Gosling portrays Armstrong as an benevolent Everyman with both an external, unwavering, committed courage and a desperate, internal sensitivity. He has no time to waste, lacks any sort of predisposition for quitting, and feels like he must shut off any emotional weakness to be a hero to his children. I'm not quite sure if Gosling will receive Oscar consideration for this role, but if he does...

...you might to also guide some of that over to Claire Foy, who gives the stand-out performance as Neil's wife. She's cold and harshly quiet, but that's the magnetism and addictive power of her character. Watching the film, she truly is the backbone of the household, because in all actuality, she carries most, if not all, of the burden as a homemaker. She has no position to break down and even if she did, it would have little value. She cries once throughout the film early on and that's it. 

This sort of domestic pluckiness and staunch grit juxtaposes beautifully against Gosling's soft, composed attitude in a scene where Armstrong's wife demands him to explain to his two sons that this mission might be his last. While the scene doesn't pay off as well at it initially establishes, the interplay between the struggle to keep confident and collected on his part and the struggle to preach reality on her part is an explosive, propulsive, captivating moment. In addition, they share a emotionally spare and quiet, yet mentally, analytically complex exchange for the final shot. They don't utter a word, yet every liberating, painful, and gentle thought is shared amongst each other with ferocious purpose.
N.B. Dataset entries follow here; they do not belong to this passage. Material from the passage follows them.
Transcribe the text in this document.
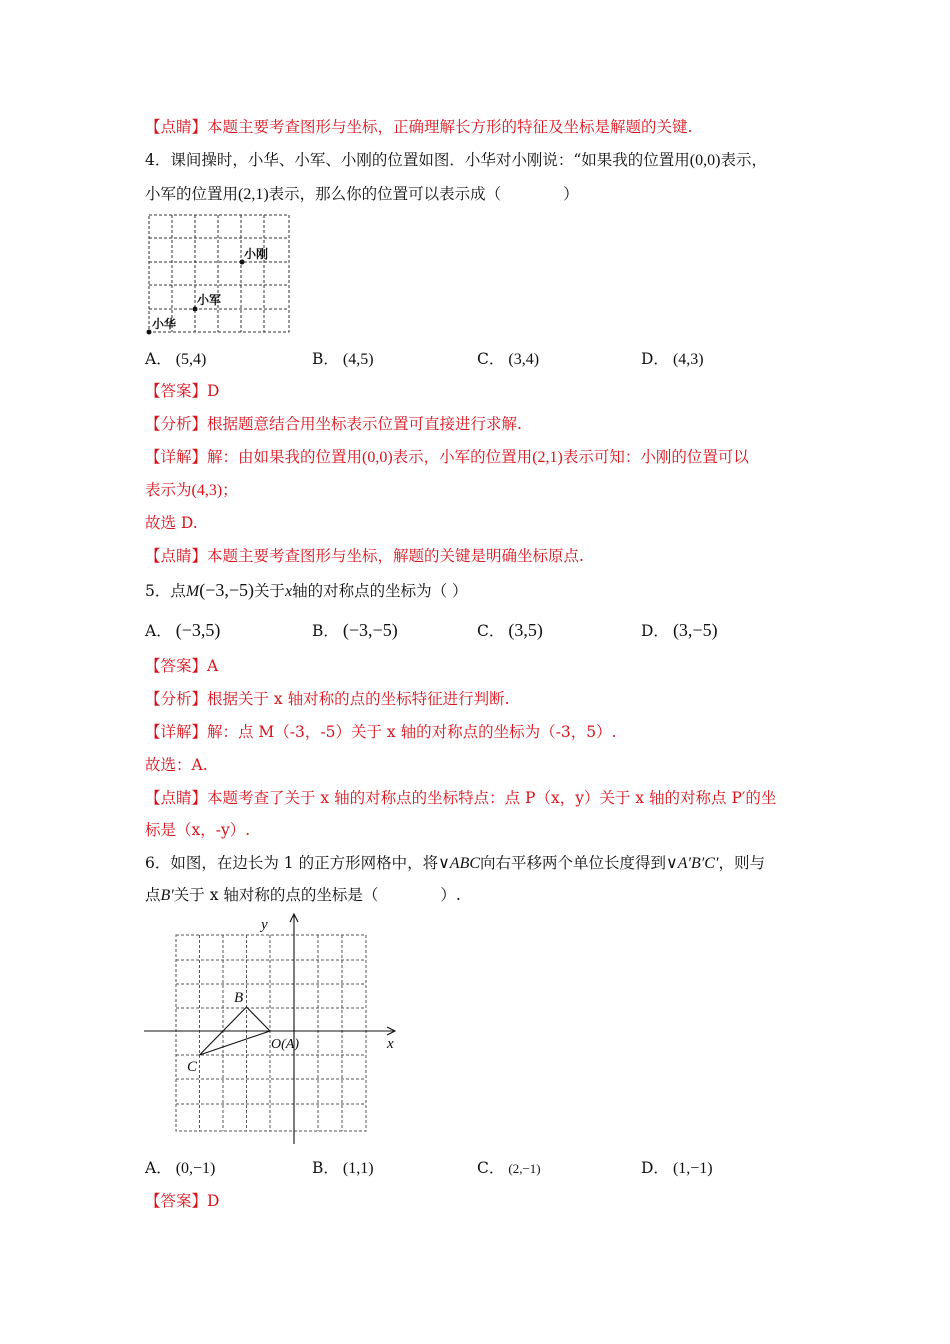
【点睛】本题主要考查图形与坐标，正确理解长方形的特征及坐标是解题的关键.
4．课间操时，小华、小军、小刚的位置如图．小华对小刚说：“如果我的位置用(0,0)表示，
小军的位置用(2,1)表示，那么你的位置可以表示成（　　　　）
小刚
小军
小华
A． (5,4)	B． (4,5)	C． (3,4)	D． (4,3)
【答案】D
【分析】根据题意结合用坐标表示位置可直接进行求解.
【详解】解：由如果我的位置用(0,0)表示，小军的位置用(2,1)表示可知：小刚的位置可以
表示为(4,3)；
故选 D.
【点睛】本题主要考查图形与坐标，解题的关键是明确坐标原点.
5．点M(−3,−5)关于x轴的对称点的坐标为（ ）
A． (−3,5)	B． (−3,−5)	C． (3,5)	D． (3,−5)
【答案】A
【分析】根据关于 x 轴对称的点的坐标特征进行判断.
【详解】解：点 M（-3，-5）关于 x 轴的对称点的坐标为（-3，5）.
故选：A.
【点睛】本题考查了关于 x 轴的对称点的坐标特点：点 P（x，y）关于 x 轴的对称点 P′的坐
标是（x，-y）.
6．如图，在边长为 1 的正方形网格中，将∨ABC向右平移两个单位长度得到∨A′B′C′，则与
点B′关于 x 轴对称的点的坐标是（　　　　）.
y
x
B
C
O(A)
A． (0,−1)	B． (1,1)	C． (2,−1)	D． (1,−1)
【答案】D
Chazelle isn't going to wow in the field of special effects, nor should you expect any manufactured thrills, but what Chazelle specializes is in craft. This film shows a departure from a typical music-inspired narrative and yet he still shows a whopping amount of prudent instinct in that field, thanks to our old, Chazelle-film friend, Justin Hurwitz. The orchestral music sounds so gorgeous, yet so distinct and so perfectly timed. Even the regular sound editing manages to be so peculiarly, wonderfully trippy in some areas, such as the first failed mission when the rocket spins out of control and the sound effects used sound something a la Psycho. While the film isn't packaged with gimmicky suspense sequences, there are some genuine thrills along the way and the moon landing sequence manages to bring a vaster, hauntingly desolate scope to outer space that is uniquely its own.

First Man isn't going to be hailed as a new masterpiece and, yeah, sometimes it does get a little too melodramatic for its own good, although ever so briefly. However, I was surprised, relieved, and satisfied that Chazelle can step outside of his comfort zone and imbue the American-as-apple-pie image of this "giant step for man and giant leap for mankind" milestone with enough warmth, wit, and authentic, bracing emotions to activate a extra echelon on veneration for these fine men, including the First Man. This film is not a historical dramatization, but moreso a layered portrayal of a precarious moment in our history.

On that basis, I thankfully enjoyed it.